For those who enjoy reading about politics on the web, we should probably have a specific tag for strange stories of the day just for items coming out of New York. Given the path of self-destruction which Democrats in that state have been charting over the last few months, one has to wonder who would possibly want to be associated with them. Well, the answer just may be … the Republican Party in New York.
The Republican nomination for governor, which had for months seemed all but locked up by former United States Representative Rick A. Lazio, became a more unsettled contest on Tuesday when top New York Republicans met with the Suffolk County executive, Steve Levy, as a potential challenger to Mr. Lazio.
Revealing an unease over Mr. Lazio’s campaign, the state Republican Party chairman, Ed Cox, and the party’s nine regional leaders summoned Mr. Levy, a registered Democrat who has run on Republican and Conservative lines in the past, to Albany to make his case for the Republican nomination, according to people who attended the meeting.
Now, it’s true that Levy is very moderate as Democrats go.

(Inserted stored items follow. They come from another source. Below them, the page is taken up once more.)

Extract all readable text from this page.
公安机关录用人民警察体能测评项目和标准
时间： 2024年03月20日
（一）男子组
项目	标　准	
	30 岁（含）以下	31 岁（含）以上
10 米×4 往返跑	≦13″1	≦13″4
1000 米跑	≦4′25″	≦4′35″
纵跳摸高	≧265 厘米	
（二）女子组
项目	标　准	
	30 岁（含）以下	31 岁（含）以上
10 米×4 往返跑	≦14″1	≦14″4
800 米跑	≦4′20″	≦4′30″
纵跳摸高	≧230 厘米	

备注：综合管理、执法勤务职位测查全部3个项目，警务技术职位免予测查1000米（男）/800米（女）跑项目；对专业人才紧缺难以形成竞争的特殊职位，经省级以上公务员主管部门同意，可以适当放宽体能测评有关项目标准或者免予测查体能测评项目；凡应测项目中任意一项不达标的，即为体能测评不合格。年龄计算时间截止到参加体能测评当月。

It’s also true that he has some fairly serious fiscal conservative bona fides and he’s never been very tightly aligned to any one given political party. But at least for the moment he is a registered Democrat. Is the GOP really experiencing such a dearth of talent in the Empire State that they have to look at recruiting from the opposite bench?
Rick Lazio has been out working the campaign trail for some time now and has definitely put in the hours and shoe leather required to demonstrate his serious intentions to run. He lost a quixotic campaign against Hillary Clinton for the Senate in 2000, and seemed to keep a fairly low profile after that, but he’s been a solid soldier for the party. He was quick to respond and obviously didn’t think much of Levy’s chances.
The Lazio campaign dismissed the notion that Mr. Levy was a political threat, and it insisted that Mr. Lazio would be the party’s eventual choice.
“We are extremely comfortable that Rick Lazio will be the nominee of both the Republican Party and the Conservative Party,” said Barney Keller, a spokesman for the campaign. “Steve Levy is a registered Democrat, so he should run in the Democratic primary. That’s where liberal Democrats belong.”
Ouch. I’m not sure how “liberal” Levy is, but he’s certainly a Democrat. But politics makes for strange bedfellows and nowhere is that old saying more true than in New York these days. (Insert your own “tickle party” reference here.) There’s plenty of time left until the primaries, so we’ll have to keep an eye on this one. But frankly, it’s hard to imagine anyone faring very well against Andrew Cuomo barring some major scandal or sea change.